24 November 2020
The German Presidency of the EU has made a 'European Police Partnership' one of its policy priorities. Part of this involves trying to ensure that member states insert as much data as possible into the Schengen Information System (SIS) and the Europol Information System (EIS). The Presidency has developed a "roadmap" for ensuring data quality in the EU's policing and migration databases, which includes common standards for biometric data and "mobile devices" for law enforcement officials. Work is underway to increase the use of automation by national units dealing with SIS data, and the Presidency is aiming to coordinate "change management" at the national level for the implementation of new rules on the SIS.
NOTE from: Presidency to: Working Party on JHA Information Exchange (IXIM) / Mixed Committee: European Data Quality Day - Summary of replies (11825/20, LIMITE, 11 November 2020, pdf)
The document includes summaries of responses to a questionnaire previously circulated by the Presidency.

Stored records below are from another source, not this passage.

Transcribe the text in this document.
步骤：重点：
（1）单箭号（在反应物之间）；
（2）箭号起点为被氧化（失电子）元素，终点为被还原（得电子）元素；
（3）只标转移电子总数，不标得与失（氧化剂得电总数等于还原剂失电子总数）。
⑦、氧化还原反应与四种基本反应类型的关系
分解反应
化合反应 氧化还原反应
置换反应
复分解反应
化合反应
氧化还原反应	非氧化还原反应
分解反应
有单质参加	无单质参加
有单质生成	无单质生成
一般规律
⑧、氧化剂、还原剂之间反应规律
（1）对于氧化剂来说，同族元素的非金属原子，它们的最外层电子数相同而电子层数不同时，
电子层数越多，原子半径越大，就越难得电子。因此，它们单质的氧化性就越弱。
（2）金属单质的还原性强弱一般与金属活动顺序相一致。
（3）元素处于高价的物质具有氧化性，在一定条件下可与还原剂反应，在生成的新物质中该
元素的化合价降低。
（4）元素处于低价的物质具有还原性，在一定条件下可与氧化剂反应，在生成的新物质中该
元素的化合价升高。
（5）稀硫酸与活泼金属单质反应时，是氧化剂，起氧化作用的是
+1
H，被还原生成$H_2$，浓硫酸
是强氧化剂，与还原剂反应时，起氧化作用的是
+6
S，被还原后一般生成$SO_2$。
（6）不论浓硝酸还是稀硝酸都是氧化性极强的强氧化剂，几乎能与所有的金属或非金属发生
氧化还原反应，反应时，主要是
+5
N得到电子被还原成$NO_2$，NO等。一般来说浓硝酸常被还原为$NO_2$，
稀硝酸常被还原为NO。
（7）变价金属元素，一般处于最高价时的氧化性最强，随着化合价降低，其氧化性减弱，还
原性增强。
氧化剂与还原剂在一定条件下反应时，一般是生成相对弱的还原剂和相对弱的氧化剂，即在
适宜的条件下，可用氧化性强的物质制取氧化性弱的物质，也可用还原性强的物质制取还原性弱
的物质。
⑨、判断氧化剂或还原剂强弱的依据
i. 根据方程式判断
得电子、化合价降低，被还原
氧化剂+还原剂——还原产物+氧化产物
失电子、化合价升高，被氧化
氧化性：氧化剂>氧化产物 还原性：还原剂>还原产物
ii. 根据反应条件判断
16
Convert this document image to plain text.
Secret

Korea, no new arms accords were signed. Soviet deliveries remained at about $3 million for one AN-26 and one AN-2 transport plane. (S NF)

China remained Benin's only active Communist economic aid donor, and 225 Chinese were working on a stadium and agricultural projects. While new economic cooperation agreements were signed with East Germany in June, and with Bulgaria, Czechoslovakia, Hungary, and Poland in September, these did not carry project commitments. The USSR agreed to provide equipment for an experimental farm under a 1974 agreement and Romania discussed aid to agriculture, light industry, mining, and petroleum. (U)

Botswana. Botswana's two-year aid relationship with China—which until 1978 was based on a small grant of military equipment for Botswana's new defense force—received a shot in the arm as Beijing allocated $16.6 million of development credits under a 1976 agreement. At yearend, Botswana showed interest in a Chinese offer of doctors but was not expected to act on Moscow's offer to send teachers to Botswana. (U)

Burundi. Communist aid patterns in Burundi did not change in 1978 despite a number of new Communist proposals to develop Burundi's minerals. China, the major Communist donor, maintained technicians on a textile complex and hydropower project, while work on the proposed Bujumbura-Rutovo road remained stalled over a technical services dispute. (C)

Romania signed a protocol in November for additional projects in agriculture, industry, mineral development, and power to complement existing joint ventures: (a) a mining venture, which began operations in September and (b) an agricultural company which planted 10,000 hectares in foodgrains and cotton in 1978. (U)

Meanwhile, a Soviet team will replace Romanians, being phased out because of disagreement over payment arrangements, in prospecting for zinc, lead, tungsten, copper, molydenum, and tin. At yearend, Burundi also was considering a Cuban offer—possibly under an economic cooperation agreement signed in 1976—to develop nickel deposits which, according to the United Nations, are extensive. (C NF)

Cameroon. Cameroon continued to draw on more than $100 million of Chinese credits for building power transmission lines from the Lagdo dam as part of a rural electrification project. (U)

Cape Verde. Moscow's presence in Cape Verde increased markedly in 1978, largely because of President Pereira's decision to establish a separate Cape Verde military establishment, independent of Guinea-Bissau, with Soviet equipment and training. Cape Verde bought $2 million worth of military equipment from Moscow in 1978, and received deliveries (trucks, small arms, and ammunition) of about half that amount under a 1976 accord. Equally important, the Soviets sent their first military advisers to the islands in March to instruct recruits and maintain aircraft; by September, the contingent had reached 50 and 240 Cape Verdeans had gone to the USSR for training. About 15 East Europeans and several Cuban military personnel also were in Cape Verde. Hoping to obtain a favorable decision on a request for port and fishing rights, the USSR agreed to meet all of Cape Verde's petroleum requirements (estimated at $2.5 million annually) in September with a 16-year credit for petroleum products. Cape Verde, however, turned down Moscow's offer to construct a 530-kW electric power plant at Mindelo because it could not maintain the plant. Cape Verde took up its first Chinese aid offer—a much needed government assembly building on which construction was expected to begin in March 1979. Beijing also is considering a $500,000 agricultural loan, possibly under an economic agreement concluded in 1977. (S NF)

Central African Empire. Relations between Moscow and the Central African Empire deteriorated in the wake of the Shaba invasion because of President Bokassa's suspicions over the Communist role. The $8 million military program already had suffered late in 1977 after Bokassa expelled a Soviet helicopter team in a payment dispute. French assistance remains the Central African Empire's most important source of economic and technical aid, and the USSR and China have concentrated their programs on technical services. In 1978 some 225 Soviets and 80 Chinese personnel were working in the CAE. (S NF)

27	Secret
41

The responses show, amongst other things, that as of March this year the majority of data held in the Europol Information System came from non-EU states.
Meanwhile, amongst EU member states, Germany remained by the far the biggest contributor to the EIS. The UK is the fifth-largest contributor; barring some form of Brexit agreement between the UK and EU that would allow that data to remain in the EIS, it will have to be deleted by 1 January 2021.
NOTE from: Presidency to: Working Party on JHA Information Exchange (IXIM) / Mixed Committee: Roadmap for standardisation for data quality purposes (11824/20, LIMITE, 11 November 2020, pdf)
The document may not sound exciting but it contains crucial information on the coming expansion of policing and border agencies' access to personal data via the 'interoperability' initiative, including through the provision of mobile devices for 'frontline' law enforcement officials. It also hints at the future expansion of biometric data collection.
"Development and implementation of the interoperability architecture, as outlined in the Interoperability Regulations, will substantially reduce the currently existing information gaps and will consolidate and streamline access to information available in the already existing and the new information systems for border management and internal security. However, two preconditions must be fulfilled in order to achieve maximum effect from the interoperability architecture, once it is deployed. First, the data entered in the systems needs to be of very high quality. Second, end-users should have timely, secure and comprehensive access to information derived from the data stored in the systems.
Therefore, to maximise the operational benefits of the new information architecture for the Member States in parallel with its deployment, an essential element is the development, endorsement and implementation of common standards (where relevant) in key areas.
...the need for a Roadmap with a comprehensive set of actions has been agreed. The purpose of the Roadmap is to address gaps pertaining to data quality and access to information by way of the development, endorsement and implementation of common standards in the following areas: quality of biometric data; quality of alphanumeric data; devices for the acquisition of raw biometric data; mobile devices and solutions for access to the information available through the new interoperability architecture; and cyber security."
"The future will bring a wider range of biometric modalities in the areas of border control migration and security. Palm prints are already part of the SIS II recast, while other modalities, such as iris, are likely to become part of the technology landscape in the JHA domain along with significant improvements in technologies or the acceptability criteria. Factors such as touchless and less intrusive technologies will play an important role in the future. These developments need to be considered by Member States and EU Agencies in context of the evolution of relevant EU legislation and systems."
NOTE from: Presidency to: Working Party on JHA Information Exchange (IXIM) / Mixed Committee: Automation in the context of the SIS recast (11828/20, LIMITE, 5 November 2020, pdf)
"The number of alerts and hits in the SIS has increased drastically over the last couple of years. For instance, over the last five years the number of alerts on persons in the SIS grew from 797 244 in January 2015 to 983 278 in January 2020. Over the same period, the number of alerts on objects went from 55 million in January 2015 to 90 million in January 2020. These numbers illustrate the increased volume the SIRENE Bureaux have to handle.
...Automation can play an essential role here, especially since the SIRENE Bureaux work with standard forms stipulated in the SIRENE manual, which are an ideal foundation for the automation of processes."
NOTE from: Presidency to: Working Party on JHA Information Exchange (IXIM) / Mixed Committee: SIS recast implementation: competent authorities' access and change management (11826/20, LIMITE, 10 November 2020, pdf):
"The Presidency has... created a toolbox comprising the different change management measures and instruments cited by the Member States, in to order to allow all SIRENE Bureaux to make use of them as part of their respective SIS implementation, in accordance with applicable legislation."